Родился в Российской империи, в уездном бессарабском городе Измаиле, расположенном на берегу Дуная, в семье Исаака Шварцбурда и Хаи Вайнберг. После указа о выселении евреев из приграничной зоны жил с семьёй в Балте, где рано увлёкся анархистскими идеями. Несколько раз подвергался арестам и принимал участие в Первой русской революции (1905—1907), после подавления которой выехал из России. Некоторое время жил в Румынии, Лемберге, Будапеште, Вене, Италии, в 1910 году обосновался в Париже, где работал часовщиком. С началом Первой мировой войны в 1914 году вместе с братом вступил во Французский иностранный легион (Légion étrangère). В составе 363-го пехотного полка (363e régiment d’infanterie) участвовал в боевых действиях на протяжении трёх лет. Отличился в боях — кавалер Военного креста — высшей награды легиона.

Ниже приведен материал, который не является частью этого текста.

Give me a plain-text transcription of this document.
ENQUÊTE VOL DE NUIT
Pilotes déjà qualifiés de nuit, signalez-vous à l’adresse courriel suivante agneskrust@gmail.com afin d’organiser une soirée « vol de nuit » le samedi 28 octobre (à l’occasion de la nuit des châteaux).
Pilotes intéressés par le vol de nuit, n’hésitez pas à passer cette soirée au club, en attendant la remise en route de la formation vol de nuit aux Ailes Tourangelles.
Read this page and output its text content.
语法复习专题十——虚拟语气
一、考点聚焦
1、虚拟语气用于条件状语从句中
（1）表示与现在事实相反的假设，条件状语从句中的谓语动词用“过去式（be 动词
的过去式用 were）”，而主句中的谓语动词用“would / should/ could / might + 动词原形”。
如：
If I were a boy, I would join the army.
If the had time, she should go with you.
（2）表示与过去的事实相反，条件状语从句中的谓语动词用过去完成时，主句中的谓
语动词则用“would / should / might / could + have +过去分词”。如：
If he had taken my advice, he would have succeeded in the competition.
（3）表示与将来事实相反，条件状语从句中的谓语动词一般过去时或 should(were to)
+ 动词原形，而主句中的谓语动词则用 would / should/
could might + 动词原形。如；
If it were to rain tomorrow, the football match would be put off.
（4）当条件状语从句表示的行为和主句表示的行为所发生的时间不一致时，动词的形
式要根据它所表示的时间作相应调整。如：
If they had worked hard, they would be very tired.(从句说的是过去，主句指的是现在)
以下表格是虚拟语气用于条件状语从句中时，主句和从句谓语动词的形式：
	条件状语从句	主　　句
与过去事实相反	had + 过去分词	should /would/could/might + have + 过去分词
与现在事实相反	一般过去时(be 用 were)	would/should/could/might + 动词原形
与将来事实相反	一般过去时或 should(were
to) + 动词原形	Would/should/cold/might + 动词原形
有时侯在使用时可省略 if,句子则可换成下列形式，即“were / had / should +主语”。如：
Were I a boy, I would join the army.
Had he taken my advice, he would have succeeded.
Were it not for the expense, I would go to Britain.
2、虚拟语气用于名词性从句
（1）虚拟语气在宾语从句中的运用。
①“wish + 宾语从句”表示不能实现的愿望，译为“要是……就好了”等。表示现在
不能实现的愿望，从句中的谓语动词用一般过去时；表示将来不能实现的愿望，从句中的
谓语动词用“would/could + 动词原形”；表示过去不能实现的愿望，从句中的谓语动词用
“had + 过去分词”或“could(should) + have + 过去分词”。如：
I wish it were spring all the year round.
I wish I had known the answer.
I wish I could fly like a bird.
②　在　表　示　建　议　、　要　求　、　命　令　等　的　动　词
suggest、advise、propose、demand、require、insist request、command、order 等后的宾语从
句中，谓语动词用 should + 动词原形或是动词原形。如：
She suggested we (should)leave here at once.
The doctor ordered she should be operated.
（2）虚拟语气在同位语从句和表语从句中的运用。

В 1917 год, после тяжёлого ранения в ходе битвы на Сомме и лечения, был демобилизован и после Февральской революции, в августе, вместе с женой вернулся в Россию. Поначалу работал часовщиком в Балте, но в январе 1919 года в Одессе вступил в Красную Армию и до середины 1920 года в рядах бригады Котовского участвовал в боевых действиях Гражданской войны на Украине. После подавления политической оппозиции, однако, разочаровался в Советской власти и вновь уехал в Париж, где открыл часовую мастерскую. Вскоре выяснилось, что все члены его семьи (всего 15 человек) были убиты в ходе прокатившейся по Украине волны еврейских погромов 1918—1920 годов.

Шварцбурд и Петлюра

В 1920 году в Париже выпустил первый поэтический сборник «Троймэн Ун Вирклехкейт» (Мечты и действительность), в котором лирическая поэтика тесно сочеталась с жестокостью недавних военных реалий. В эти годы Шварцбурд (фамилия к тому времени уже была европеизирована как Schwarzbard) активно сотрудничает с местными анархистскими кругами и под псевдонимом «Бал-Халоймэс» (Мечтатель) занимается публицистикой. В Париже Шварцбард был дружен с Нестором Махно и Петром Аршиновым (Марин), поддерживал знакомство, среди прочих, с Волиным (В. М. Эйхенбаум), Эммой Голдман, Молли Штеймер, Сеней Флешиным и Александром (Овсеем) Беркманом.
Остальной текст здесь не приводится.